There were other moments of hawkishness that were largely ignored. "The United States," Obama declared, "must be a relentless advocate for democracy." Quoting Martin Luther King Jr., he said that "Injustice anywhere is a threat to justice everywhere." And: "I will never, ever, compromise the cause of liberty. And unlike John McCain, I would never, ever, rule out a course of action that could advance the cause of liberty."

But what does any of this mean? It's easy to get the heads nodding in furious agreement: We can—oh yes we can!—liberate Cuba! But how does one relentlessly advocate for democracy without, say, irritating the likes of Hugo Chavez? As Obama said in Miami, the Bush administration's rhetoric has "so alienated [us] from the rest of the Americas" that extreme leftism "has even made inroads from Bolivia to Nicaragua."

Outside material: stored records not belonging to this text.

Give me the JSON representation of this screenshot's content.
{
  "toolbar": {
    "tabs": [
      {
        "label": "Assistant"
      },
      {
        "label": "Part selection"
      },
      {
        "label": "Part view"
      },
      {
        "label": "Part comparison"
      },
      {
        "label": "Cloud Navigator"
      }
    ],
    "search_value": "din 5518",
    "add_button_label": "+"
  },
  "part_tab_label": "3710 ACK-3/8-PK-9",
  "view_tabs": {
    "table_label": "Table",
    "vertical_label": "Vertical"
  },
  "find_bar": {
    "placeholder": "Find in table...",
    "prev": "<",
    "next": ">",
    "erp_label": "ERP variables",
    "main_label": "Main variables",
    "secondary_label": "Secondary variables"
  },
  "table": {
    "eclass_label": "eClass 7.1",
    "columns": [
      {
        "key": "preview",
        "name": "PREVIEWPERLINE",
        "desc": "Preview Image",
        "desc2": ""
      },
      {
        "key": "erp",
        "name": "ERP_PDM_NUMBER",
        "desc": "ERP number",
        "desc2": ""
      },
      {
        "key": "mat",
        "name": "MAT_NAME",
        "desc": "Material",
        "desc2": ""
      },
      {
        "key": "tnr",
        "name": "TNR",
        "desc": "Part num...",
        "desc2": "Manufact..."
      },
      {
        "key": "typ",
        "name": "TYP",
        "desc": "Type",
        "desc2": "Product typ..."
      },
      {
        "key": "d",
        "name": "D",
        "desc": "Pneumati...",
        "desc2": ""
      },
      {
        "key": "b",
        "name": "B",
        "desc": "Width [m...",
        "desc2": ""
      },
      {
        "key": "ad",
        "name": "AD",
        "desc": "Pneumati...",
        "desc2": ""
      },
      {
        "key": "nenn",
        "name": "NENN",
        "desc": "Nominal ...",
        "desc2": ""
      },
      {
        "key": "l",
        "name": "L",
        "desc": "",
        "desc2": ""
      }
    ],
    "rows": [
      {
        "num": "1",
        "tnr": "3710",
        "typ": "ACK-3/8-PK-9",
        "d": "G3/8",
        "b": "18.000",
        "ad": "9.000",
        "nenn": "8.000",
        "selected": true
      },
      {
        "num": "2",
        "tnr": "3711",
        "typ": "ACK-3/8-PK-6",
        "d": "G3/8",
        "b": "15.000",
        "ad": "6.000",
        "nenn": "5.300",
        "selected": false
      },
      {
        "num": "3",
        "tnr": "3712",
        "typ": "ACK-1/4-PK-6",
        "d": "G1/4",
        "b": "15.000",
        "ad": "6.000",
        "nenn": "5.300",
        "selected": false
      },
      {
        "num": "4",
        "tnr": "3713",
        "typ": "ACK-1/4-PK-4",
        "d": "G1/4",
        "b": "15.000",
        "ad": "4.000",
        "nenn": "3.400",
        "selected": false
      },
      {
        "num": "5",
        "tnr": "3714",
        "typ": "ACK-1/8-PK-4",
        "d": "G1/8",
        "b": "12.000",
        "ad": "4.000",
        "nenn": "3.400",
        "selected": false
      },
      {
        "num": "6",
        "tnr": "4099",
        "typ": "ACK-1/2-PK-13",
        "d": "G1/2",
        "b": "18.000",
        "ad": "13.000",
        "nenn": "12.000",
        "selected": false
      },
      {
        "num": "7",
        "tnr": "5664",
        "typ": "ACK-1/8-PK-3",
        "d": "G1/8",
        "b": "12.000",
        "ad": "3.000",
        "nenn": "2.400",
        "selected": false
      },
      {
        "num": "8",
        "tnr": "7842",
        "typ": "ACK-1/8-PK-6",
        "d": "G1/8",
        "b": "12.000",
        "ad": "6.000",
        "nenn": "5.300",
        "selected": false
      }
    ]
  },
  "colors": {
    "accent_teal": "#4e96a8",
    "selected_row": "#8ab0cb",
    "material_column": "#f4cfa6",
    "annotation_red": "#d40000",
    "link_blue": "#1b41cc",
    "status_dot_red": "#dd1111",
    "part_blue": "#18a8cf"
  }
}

Like Candidate Bush in 2000, Obama is still getting his foreign policy bearings, still trying to find that measured voice. When Miami Herald columnist Andres Oppenheimer interviewed him last year, Obama "had trouble naming any head of state south of the U.S. border, and looked like a deer in the headlights when asked about the region's headlines of the day." All that, says Oppenheimer, has changed—Obama "has finally done his homework on Latin America."

But for those who desire the elimination of the embargo, we can only hope that, like his cynical denunciations of NAFTA, followed by reassurances to Canada that it was but a primary season pander, Obama is speaking with a forked tongue.

Michael C. Moynihan is an associate editor of reason.